To overcome this problem a trio of electrical engineering graduate students, Jung Il Choi, Mayank Jain and Kannan Srinivasan, hit upon the idea developing a radio receiver that could filter out the signal from its own transmitter so the weak incoming signals could be heard. Similar to the way in which noise-canceling headphones filter out ambient noise, each radio would know exactly what it is transmitting and therefore what it should filter out.

The idea seems so obvious that other researchers even told the students their idea wouldn’t work because something so obvious must have already been tried unsuccessfully. Luckily for the students, the naysayers were wrong and the team successfully developed the first full duplex radio device by designing a radio with two transmit antennas located either side of a single receiving antenna. When the signals from the two transmitting antennas meet at the receiving antenna, they effectively cancel each other out – not completely, but enough to allow the receiving antenna to pick up signals from other radios.

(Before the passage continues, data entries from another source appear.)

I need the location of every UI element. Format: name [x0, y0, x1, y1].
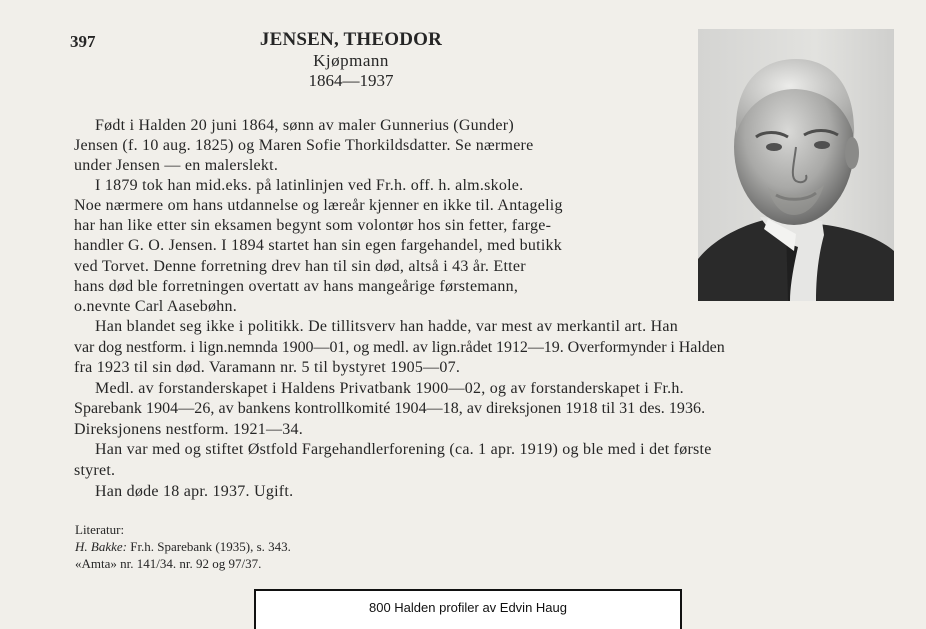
caption-text: 800 Halden profiler av Edvin Haug — [368, 600, 567, 615]
body-line: Noe nærmere om hans utdannelse og læreår kjenner en ikke til. Antagelig — [74, 197, 563, 214]
literature-author: H. Bakke: — [75, 539, 127, 554]
literature-heading: Literatur: — [75, 522, 125, 537]
body-line: handler G. O. Jensen. I 1894 startet han sin egen fargehandel, med butikk — [74, 237, 563, 254]
body-line: Han døde 18 apr. 1937. Ugift. — [95, 483, 294, 500]
body-line: fra 1923 til sin død. Varamann nr. 5 til bystyret 1905—07. — [74, 359, 461, 376]
body-line: hans død ble forretningen overtatt av hans mangeårige førstemann, — [74, 278, 519, 295]
body-line: Jensen (f. 10 aug. 1825) og Maren Sofie Thorkildsdatter. Se nærmere — [74, 137, 534, 154]
body-line: Sparebank 1904—26, av bankens kontrollkomité 1904—18, av direksjonen 1918 til 31 des. 1936. — [74, 400, 706, 417]
body-line: Medl. av forstanderskapet i Haldens Privatbank 1900—02, og av forstanderskapet i Fr.h. — [95, 380, 684, 397]
page-number: 397 — [70, 32, 96, 51]
person-lifespan: 1864—1937 — [308, 71, 394, 90]
body-line: ved Torvet. Denne forretning drev han til sin død, altså i 43 år. Etter — [74, 258, 526, 275]
body-line: Han var med og stiftet Østfold Fargehandlerforening (ca. 1 apr. 1919) og ble med i det første — [95, 441, 712, 458]
caption-box — [254, 589, 682, 629]
body-line: I 1879 tok han mid.eks. på latinlinjen ved Fr.h. off. h. alm.skole. — [95, 177, 524, 194]
literature-entry — [75, 539, 291, 555]
body-line: Direksjonens nestform. 1921—34. — [74, 421, 304, 438]
person-occupation: Kjøpmann — [313, 51, 389, 70]
person-name: JENSEN, THEODOR — [259, 29, 443, 50]
body-line: Født i Halden 20 juni 1864, sønn av maler Gunnerius (Gunder) — [95, 117, 514, 134]
portrait-photo — [698, 29, 894, 301]
literature-entry: «Amta» nr. 141/34. nr. 92 og 97/37. — [75, 556, 262, 571]
body-line: var dog nestform. i lign.nemnda 1900—01, og medl. av lign.rådet 1912—19. Overformynder i Halden — [74, 339, 725, 356]
body-line: Han blandet seg ikke i politikk. De tillitsverv han hadde, var mest av merkantil art. Han — [95, 318, 678, 335]
body-line: under Jensen — en malerslekt. — [74, 157, 279, 174]
body-line: o.nevnte Carl Aasebøhn. — [74, 298, 238, 315]
literature-source: Fr.h. Sparebank (1935), s. 343. — [126, 539, 291, 554]
body-line: har han like etter sin eksamen begynt som volontør hos sin fetter, farge- — [74, 217, 552, 234]
body-line: styret. — [74, 462, 116, 479]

The most obvious advantage of the technology is that it instantly doubles the amount of information that can be transmitted, but it also has other benefits. With current air traffic control systems, when two aircraft try to call the control tower at the same time on the same frequency neither will get through. The new system would prevent such potentially disastrous scenarios.

Before the technology is practical for use in Wi-Fi networks the team will need to increase both the strength of the transmissions and the distance over which they work. They are currently working on this but are even more excited about the possibilities once hardware and software are built to take advantage of simultaneous two-way transmission.

The Stanford University students demonstrated their device last year at MobiCom 2010, where they took out first prize for best demonstration. The group has a provisional patent on the technology and is now working to commercialize it.